Minister of Interior
- In office 14 May 1960 – 1 August 1960

Personal details
- Born: 1903
- Died: 5 May 1989 (aged 85–86)
- Children: Nadia Gaspard Elie Gaspard Asma Gaspard
- Parent: Elias Gaspard (father);
- Occupation: Lawyer and politician

= Edmond Gaspard =

Lebanese lawyer and politician

Edmond Gaspard (1903 – 5 May 1989) was a Lebanese lawyer and politician who served as Minister of Education (25 September 1964 - 18 November 1964), and Minister of Interior. (14 May 1960 - 1 August 1960). He also served as Lebanon's president of barristers in 1944 and 1952.

==Early life==
His father, Elias Gaspard, born in Batroun, was the president of the Batroun court and was exiled from Lebanon between the years of 1915 and 1918. In his first year of exile, Elias was prohibited from contacting his family. Edmond was only 12 when he witnessed his father’s exile, an experience that influenced his desire to become a lawyer and, later, a politician. Later in his life, Edmond Gaspard honored his father by naming a street in Hamra, Beirut, after him “Cheikh Elias Gaspard Street”.

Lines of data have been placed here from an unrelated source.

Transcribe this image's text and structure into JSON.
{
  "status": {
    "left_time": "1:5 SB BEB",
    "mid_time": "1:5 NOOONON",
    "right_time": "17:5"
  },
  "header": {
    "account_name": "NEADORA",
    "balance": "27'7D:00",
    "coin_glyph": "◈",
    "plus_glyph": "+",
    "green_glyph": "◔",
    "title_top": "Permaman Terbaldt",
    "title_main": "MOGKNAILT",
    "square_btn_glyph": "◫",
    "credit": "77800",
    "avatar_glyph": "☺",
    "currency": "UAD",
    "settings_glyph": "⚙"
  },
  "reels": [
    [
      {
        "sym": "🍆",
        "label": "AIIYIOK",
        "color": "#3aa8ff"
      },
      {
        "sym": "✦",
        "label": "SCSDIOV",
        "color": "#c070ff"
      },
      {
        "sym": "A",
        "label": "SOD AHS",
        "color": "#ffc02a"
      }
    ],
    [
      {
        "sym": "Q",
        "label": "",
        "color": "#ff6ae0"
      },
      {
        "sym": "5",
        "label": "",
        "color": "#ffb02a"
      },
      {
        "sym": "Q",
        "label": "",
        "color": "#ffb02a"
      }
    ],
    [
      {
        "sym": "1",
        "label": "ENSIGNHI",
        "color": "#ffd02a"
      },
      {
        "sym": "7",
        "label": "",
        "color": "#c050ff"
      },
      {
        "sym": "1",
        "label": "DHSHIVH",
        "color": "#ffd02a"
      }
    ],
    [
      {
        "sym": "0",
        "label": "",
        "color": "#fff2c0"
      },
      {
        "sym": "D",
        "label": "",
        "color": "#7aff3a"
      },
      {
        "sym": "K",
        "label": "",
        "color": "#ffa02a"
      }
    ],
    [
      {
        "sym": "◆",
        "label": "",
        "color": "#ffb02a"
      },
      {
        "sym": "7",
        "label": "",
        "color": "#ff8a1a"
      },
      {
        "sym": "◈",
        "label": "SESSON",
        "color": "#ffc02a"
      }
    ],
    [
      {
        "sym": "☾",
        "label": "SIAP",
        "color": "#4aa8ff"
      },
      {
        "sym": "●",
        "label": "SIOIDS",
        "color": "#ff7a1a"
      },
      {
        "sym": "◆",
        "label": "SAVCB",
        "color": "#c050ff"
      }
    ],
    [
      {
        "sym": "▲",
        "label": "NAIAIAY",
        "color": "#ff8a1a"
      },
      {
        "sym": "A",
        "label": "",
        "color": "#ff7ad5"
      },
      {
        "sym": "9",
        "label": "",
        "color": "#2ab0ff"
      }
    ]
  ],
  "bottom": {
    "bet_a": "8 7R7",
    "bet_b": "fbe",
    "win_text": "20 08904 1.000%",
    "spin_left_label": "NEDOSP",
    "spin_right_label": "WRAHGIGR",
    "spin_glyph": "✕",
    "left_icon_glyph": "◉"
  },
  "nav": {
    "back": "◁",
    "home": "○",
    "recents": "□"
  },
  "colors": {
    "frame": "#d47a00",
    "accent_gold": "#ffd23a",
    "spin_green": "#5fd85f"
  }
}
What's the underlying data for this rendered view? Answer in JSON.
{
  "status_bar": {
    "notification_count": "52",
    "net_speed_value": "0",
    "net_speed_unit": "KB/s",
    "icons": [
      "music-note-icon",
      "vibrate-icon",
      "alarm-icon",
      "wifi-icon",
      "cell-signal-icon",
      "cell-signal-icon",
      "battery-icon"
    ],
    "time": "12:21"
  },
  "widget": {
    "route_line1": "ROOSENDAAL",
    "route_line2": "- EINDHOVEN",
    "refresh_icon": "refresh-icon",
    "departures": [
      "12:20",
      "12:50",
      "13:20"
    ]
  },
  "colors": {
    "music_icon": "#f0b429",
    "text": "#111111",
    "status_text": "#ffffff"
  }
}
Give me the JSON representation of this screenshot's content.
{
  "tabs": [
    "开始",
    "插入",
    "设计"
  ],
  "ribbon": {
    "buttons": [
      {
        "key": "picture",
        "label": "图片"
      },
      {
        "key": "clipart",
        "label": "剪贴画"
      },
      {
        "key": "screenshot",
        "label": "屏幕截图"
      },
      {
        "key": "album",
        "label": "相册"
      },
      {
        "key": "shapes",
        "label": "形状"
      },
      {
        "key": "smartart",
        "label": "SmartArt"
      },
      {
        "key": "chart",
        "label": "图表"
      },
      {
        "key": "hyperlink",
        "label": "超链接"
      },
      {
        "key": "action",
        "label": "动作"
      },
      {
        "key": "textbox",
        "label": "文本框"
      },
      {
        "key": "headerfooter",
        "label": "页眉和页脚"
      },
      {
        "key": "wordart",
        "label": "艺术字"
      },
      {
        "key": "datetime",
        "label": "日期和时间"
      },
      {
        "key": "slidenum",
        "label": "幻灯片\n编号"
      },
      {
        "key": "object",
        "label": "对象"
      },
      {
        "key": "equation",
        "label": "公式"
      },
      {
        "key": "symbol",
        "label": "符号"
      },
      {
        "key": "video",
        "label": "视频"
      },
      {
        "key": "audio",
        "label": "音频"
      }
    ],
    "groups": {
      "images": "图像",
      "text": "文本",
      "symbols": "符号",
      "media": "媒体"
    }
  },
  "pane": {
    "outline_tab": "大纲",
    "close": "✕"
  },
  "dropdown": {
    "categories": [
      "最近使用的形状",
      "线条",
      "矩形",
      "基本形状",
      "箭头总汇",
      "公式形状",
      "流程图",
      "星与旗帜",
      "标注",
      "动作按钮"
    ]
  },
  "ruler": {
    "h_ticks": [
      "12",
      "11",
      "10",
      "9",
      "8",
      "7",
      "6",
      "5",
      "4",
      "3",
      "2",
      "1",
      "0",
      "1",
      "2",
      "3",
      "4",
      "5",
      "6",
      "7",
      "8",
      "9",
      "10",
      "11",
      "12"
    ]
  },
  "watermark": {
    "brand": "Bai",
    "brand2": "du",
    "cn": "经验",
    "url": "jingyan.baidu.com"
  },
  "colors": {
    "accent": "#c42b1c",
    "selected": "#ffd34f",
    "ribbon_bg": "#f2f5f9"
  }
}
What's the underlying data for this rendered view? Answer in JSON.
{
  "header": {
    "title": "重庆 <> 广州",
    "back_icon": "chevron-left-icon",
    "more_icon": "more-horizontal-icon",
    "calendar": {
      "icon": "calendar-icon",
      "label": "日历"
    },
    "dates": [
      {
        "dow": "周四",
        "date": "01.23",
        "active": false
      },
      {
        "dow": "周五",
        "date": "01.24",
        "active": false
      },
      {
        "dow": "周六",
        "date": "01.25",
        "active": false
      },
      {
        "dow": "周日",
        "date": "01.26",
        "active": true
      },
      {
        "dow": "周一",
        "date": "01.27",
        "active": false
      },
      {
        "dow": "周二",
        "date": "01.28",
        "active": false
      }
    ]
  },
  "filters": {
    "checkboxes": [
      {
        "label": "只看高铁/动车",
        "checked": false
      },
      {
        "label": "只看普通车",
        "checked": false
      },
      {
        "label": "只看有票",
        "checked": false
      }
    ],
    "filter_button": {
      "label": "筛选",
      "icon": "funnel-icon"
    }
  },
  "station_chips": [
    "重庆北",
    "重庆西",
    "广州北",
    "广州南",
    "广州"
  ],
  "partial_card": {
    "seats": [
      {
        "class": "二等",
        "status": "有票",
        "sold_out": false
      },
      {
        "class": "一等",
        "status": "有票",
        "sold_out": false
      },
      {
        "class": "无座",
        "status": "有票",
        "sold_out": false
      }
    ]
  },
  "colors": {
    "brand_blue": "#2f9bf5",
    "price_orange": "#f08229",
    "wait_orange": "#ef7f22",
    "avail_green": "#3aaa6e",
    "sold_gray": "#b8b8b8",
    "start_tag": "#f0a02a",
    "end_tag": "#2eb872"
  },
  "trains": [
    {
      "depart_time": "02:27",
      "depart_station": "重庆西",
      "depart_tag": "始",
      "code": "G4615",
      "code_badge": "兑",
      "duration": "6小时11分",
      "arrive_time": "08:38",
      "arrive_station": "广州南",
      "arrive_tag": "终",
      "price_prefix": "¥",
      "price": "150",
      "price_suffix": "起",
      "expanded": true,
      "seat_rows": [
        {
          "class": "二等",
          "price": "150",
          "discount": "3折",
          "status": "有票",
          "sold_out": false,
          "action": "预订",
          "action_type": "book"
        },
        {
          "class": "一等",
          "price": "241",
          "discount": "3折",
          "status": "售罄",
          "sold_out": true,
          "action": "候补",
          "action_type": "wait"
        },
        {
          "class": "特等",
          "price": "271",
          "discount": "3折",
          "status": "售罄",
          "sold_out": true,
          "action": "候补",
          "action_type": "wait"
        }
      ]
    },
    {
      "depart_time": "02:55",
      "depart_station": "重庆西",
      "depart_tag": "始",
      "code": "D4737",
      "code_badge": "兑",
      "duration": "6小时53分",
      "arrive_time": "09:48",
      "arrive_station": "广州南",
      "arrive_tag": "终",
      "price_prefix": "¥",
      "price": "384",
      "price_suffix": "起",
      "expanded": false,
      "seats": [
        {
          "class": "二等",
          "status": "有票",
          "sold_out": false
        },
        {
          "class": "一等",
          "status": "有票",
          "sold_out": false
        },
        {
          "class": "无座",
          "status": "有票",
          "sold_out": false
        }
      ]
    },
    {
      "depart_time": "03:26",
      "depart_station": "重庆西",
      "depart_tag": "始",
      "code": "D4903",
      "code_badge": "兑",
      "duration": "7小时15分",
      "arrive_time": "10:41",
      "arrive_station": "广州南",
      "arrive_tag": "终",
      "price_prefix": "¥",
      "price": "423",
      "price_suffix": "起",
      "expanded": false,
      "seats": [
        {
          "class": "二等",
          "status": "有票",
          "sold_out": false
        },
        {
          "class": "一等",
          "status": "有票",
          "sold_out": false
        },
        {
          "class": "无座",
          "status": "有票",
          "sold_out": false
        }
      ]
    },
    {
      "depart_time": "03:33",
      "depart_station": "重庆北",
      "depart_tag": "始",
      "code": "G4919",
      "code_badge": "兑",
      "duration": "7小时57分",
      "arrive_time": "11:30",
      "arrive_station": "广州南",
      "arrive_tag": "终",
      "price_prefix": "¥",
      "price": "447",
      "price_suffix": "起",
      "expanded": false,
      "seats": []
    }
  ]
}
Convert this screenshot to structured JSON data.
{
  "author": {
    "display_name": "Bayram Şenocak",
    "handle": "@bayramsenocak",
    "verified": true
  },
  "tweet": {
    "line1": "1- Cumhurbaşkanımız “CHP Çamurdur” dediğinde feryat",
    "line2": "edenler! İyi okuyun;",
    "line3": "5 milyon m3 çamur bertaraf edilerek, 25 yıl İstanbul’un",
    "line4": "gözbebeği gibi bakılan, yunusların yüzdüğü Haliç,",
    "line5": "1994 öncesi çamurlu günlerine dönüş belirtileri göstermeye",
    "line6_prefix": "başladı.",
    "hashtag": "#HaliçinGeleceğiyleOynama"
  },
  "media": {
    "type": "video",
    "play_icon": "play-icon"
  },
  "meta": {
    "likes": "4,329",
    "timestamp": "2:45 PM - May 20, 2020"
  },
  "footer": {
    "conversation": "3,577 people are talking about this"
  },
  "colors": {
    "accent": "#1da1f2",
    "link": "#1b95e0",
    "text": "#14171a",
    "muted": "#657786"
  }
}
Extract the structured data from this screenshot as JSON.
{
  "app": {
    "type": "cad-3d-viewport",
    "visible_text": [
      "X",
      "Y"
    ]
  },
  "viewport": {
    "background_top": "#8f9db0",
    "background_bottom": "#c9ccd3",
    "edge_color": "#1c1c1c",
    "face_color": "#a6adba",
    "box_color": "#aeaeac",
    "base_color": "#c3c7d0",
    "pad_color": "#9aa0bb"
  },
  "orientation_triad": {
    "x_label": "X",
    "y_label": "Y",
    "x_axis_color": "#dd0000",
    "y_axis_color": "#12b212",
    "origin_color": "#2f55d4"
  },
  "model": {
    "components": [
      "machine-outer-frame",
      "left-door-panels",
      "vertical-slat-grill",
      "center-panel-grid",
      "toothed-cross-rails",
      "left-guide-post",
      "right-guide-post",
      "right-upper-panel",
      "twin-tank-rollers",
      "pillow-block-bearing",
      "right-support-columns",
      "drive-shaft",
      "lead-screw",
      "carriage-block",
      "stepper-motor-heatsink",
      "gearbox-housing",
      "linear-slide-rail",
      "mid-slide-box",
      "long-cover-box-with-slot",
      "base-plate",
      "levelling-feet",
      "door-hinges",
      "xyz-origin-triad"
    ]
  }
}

==Personal life and education==
Edmond Gaspard was born to a Maronite Catholic family. He attended Saint Joseph University in Beirut and earned a bachelor's degree from the faculty of Law in 1924. He was married to Laudi Abillama, with whom he had three children, Elie Edmond Gaspard, Nadia Edmond Gaspard, and Asma Edmond Gaspard.